Ferhad Ahma, a Green Party member and Syrian activist who sits on a city ward committee, said two Arab-looking men attacked him in his Berlin apartment at night in December, hurting him slightly.
And this week, police arrested two men in Berlin who are accused of infiltrating exile groups and reporting about them to Syrian intelligence. Espionage charges are expected.
Katharina Lange, a political scientist at the Modern Orient think-tank in Berlin, said students and professors seconded to Germany with scholarships from Damascus were more likely to be pro-regime.
She said the academics were more likely to be Alawites, like the Assad family, than the demographics of Syria would suggest.
'Others join in pro-Assad demonstrations after weighing up what is most advantageous for themselves, or get pressurized to,' she said.
The academics say they have noticed a sea change recently among the Syrian students, partly because the students have access to a far wider range of news and views in Germany than they had at home.
Salam Said, a Syrian scholar, said that previously the pro and anti groups among students had been roughly even, but she had noticed a significant shift against Assad. 'There are now more opponents, because they are very aware of what is happening at home,' she said.
The opposition mainly uses online communities to network.
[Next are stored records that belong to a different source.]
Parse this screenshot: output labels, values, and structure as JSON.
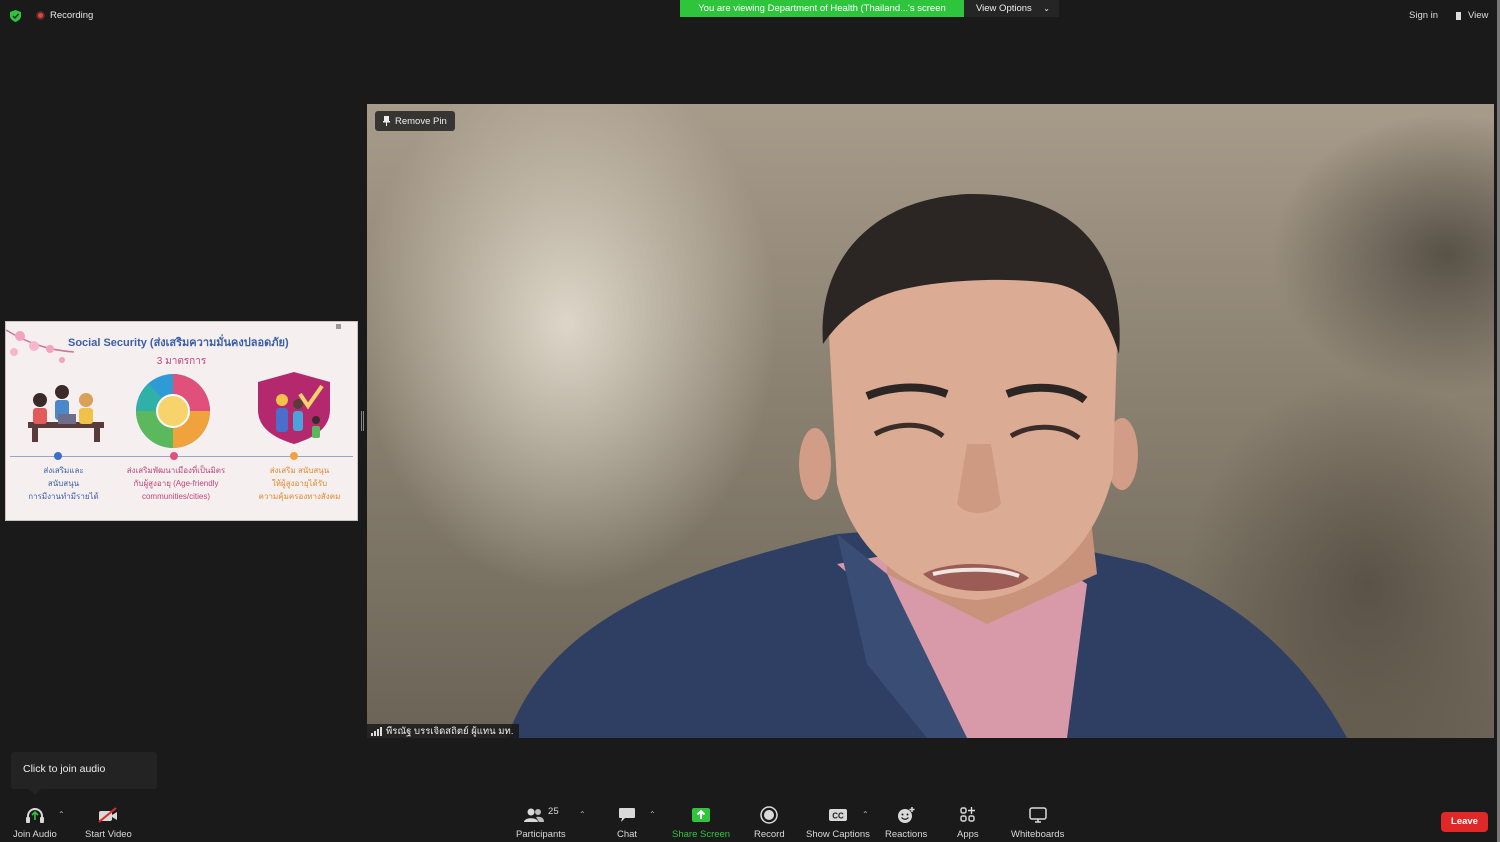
{
  "top": {
    "recording": "Recording",
    "viewing_banner": "You are viewing Department of Health (Thailand...'s screen",
    "view_options": "View Options",
    "sign_in": "Sign in",
    "view": "View"
  },
  "video": {
    "remove_pin": "Remove Pin",
    "participant_name": "พีรณัฐ บรรเจิดสถิตย์ ผู้แทน มท."
  },
  "slide": {
    "title": "Social Security (ส่งเสริมความมั่นคงปลอดภัย)",
    "subtitle": "3 มาตรการ",
    "captions": [
      "ส่งเสริมและ\nสนับสนุน\nการมีงานทำมีรายได้",
      "ส่งเสริมพัฒนาเมืองที่เป็นมิตร\nกับผู้สูงอายุ (Age-friendly\ncommunities/cities)",
      "ส่งเสริม สนับสนุน\nให้ผู้สูงอายุได้รับ\nความคุ้มครองทางสังคม"
    ]
  },
  "tooltip": {
    "join_audio": "Click to join audio"
  },
  "toolbar": {
    "join_audio": "Join Audio",
    "start_video": "Start Video",
    "participants": "Participants",
    "participants_count": "25",
    "chat": "Chat",
    "share_screen": "Share Screen",
    "record": "Record",
    "show_captions": "Show Captions",
    "reactions": "Reactions",
    "apps": "Apps",
    "whiteboards": "Whiteboards",
    "leave": "Leave"
  },
  "colors": {
    "banner_green": "#2ec53d",
    "share_green": "#2ec53d",
    "leave_red": "#e02828",
    "recording_red": "#e0463c"
  }
}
Abazid Aktham's Facebook page on the Syrian Revolution, in German and Arabic, has 5,500 regular readers as it invites activists to vigils and demonstrations.
'There are a lot of us who wish we could go home and help fight,' he said. Some hoped to join the rebel army set up by deserters. 'They are just waiting for the right moment, but are low on hope' he said.
But opponents cannot get flights into Syria.
Bank said the most committed anti-Assad activists were much more likely to have fled to Turkey than to Germany, since they want to help the fight from north of the border.
Abdin-Bey agreed, saying very few refugees were currently showing up in Germany.
'Most of us here have been living here for 20 years or so,' he said. But it was rare to be neutral.
'You can't be, when it is about human rights,' he added.
According to Bank, the lesser faction in Germany were very conscious of the potential dangers that would arise through regime change.
'A sudden collapse could lead to an escalation in the violence,' she warned, pointing to fears of a general bloodletting directed against those religious minorities which had been comparatively privileged while the Assad family held sway.
The 'strongly critical attitude towards Assad' in the German media had annoyed many of them, particularly the fact that deadly violence by the opposition tended to be minimized in German media reports.
She said that this had prompted a certain feeling of sympathy with Damascus among those Syrian exiles who had close relatives still at home and remained in contact with them.